Kirribilli House. The Australian and English cricket teams meeting the Prime Minister Tony Abbott

Welcome: Margie and Tony Abbott say hello to Australia captain Michael Clarke. Photo: Anthony Johnson

After 41 days of hostilities, sledging on and off the pitch and a war of attrition, the Australian and English cricket teams look to have settled their differences - for the time being.

Prime Minister Tony Abbott welcomed the touring party and victorious Australian squad to his temporary residence at Kirribilli and made his best effort at breaking the ice following England's tumultuous summer.

''Under a gorgeous Australian sky, beside the sparkling waters of Sydney Harbour, I think we can safely say we've got the English cricket team exactly where we want them,'' Mr Abbott joked.

Cricketers always say they like to leave the unpleasant stuff on the field and share a beer after the game. This was not quite the case on Wednesday. Stuart Broad had a cup of tea, Joe Root a lemon, lime and bitters, and Mitchell Johnson, the most menacing of them all, just a sparkling mineral water.

Children descended on to Mr Abbott's adopted backyard, overlooking the harbour, and played with their joyful fathers. For players and their families, it was a lovely way to forget about leather and willow for a few hours.

The whitewash Australia will be looking to inflict on their colonial birthparents is not dissimilar to the drubbing Mr Abbott gave Kevin Rudd in September.

Oh, how times can change. At a time when Mr Rudd was thrashed into retirement, just like Graeme Swann at the WACA Ground, both England and Mr Abbott were at the height of their power. Well-drilled, thorough and ostensibly unflappable. It seemed unfathomable a few months ago that Mr Abbott could be down in the polls. It seemed absolutely unthinkable that Cook, Root, Pietersen and Bell would not score a hundred Down Under. As they say, cricket can be a funny game, and by the state of our man in charge, politics too.
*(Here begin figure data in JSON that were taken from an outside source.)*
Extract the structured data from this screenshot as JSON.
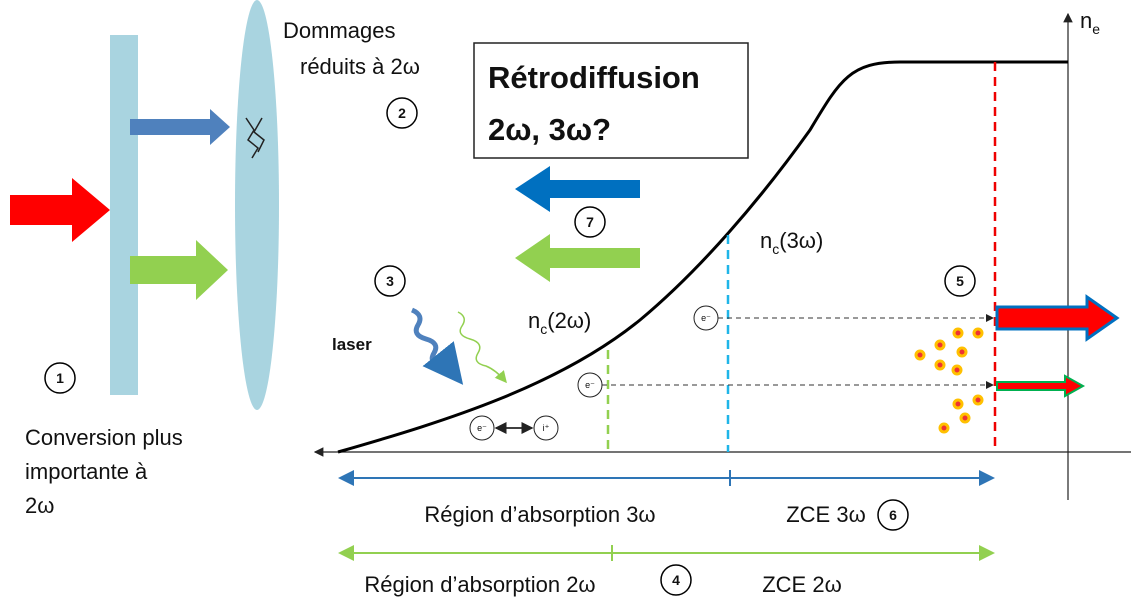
{
  "damage": [
    "Dommages",
    "réduits à 2ω"
  ],
  "box": [
    "Rétrodiffusion",
    "2ω, 3ω?"
  ],
  "conversion": [
    "Conversion plus",
    "importante à",
    "2ω"
  ],
  "laser": "laser",
  "markers": [
    "1",
    "2",
    "3",
    "4",
    "5",
    "6",
    "7"
  ],
  "ne": {
    "main": "n",
    "sub": "e"
  },
  "nc2": {
    "main": "n",
    "sub": "c",
    "rest": "(2ω)"
  },
  "nc3": {
    "main": "n",
    "sub": "c",
    "rest": "(3ω)"
  },
  "particles": {
    "electron": "e⁻",
    "ion": "i⁺"
  },
  "regions": {
    "abs3": "Région d’absorption 3ω",
    "zce3": "ZCE 3ω",
    "abs2": "Région d’absorption 2ω",
    "zce2": "ZCE 2ω"
  }
}
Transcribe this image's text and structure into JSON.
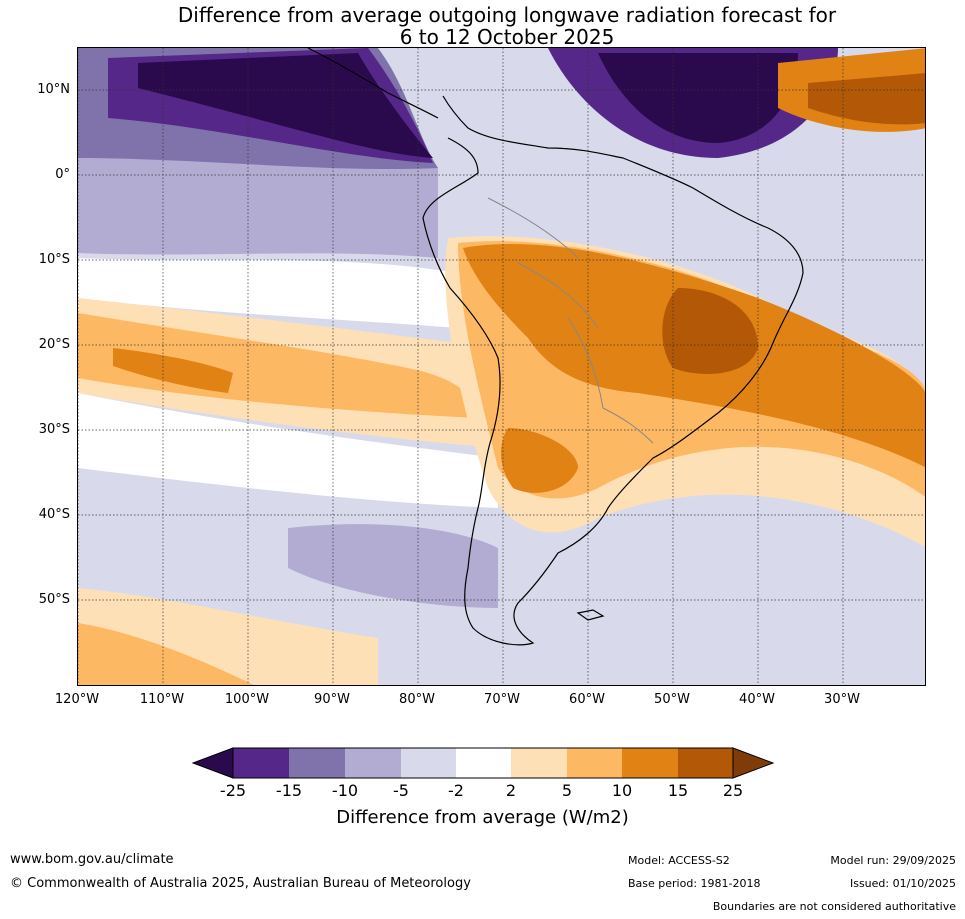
{
  "title": {
    "line1": "Difference from average outgoing longwave radiation forecast for",
    "line2": "6 to 12 October 2025"
  },
  "map": {
    "lat_labels": [
      "10°N",
      "0°",
      "10°S",
      "20°S",
      "30°S",
      "40°S",
      "50°S"
    ],
    "lon_labels": [
      "120°W",
      "110°W",
      "100°W",
      "90°W",
      "80°W",
      "70°W",
      "60°W",
      "50°W",
      "40°W",
      "30°W"
    ]
  },
  "colorbar": {
    "ticks": [
      "-25",
      "-15",
      "-10",
      "-5",
      "-2",
      "2",
      "5",
      "10",
      "15",
      "25"
    ],
    "colors": {
      "below_-25": "#2a0a4d",
      "-25_-15": "#542788",
      "-15_-10": "#8073ac",
      "-10_-5": "#b2abd2",
      "-5_-2": "#d8daeb",
      "-2_2": "#ffffff",
      "2_5": "#fee0b6",
      "5_10": "#fdb863",
      "10_15": "#e08214",
      "15_25": "#b35806",
      "above_25": "#7f3b08"
    },
    "label": "Difference from average (W/m2)"
  },
  "footer": {
    "url": "www.bom.gov.au/climate",
    "copyright": "© Commonwealth of Australia 2025, Australian Bureau of Meteorology",
    "model": "Model: ACCESS-S2",
    "base_period": "Base period: 1981-2018",
    "model_run": "Model run: 29/09/2025",
    "issued": "Issued: 01/10/2025",
    "disclaimer": "Boundaries are not considered authoritative"
  }
}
For Mr Abbott, his first 105 days in power have been as slow as the English cricket team's run rate this summer. With the new year upon us, he too will be aiming for more victories in the new year.

His message to Cook that the English need not worry about the past is reminiscent of his own political mantra for the new year. Mr Abbott and Cook need to be prepared for the future more than anyone. The PM's Medicare dilemmas and abolition of the carbon tax combined with Cook's wearing top order pose some difficult problems for two successful and proven leaders gripped in the midst of their toughest hour.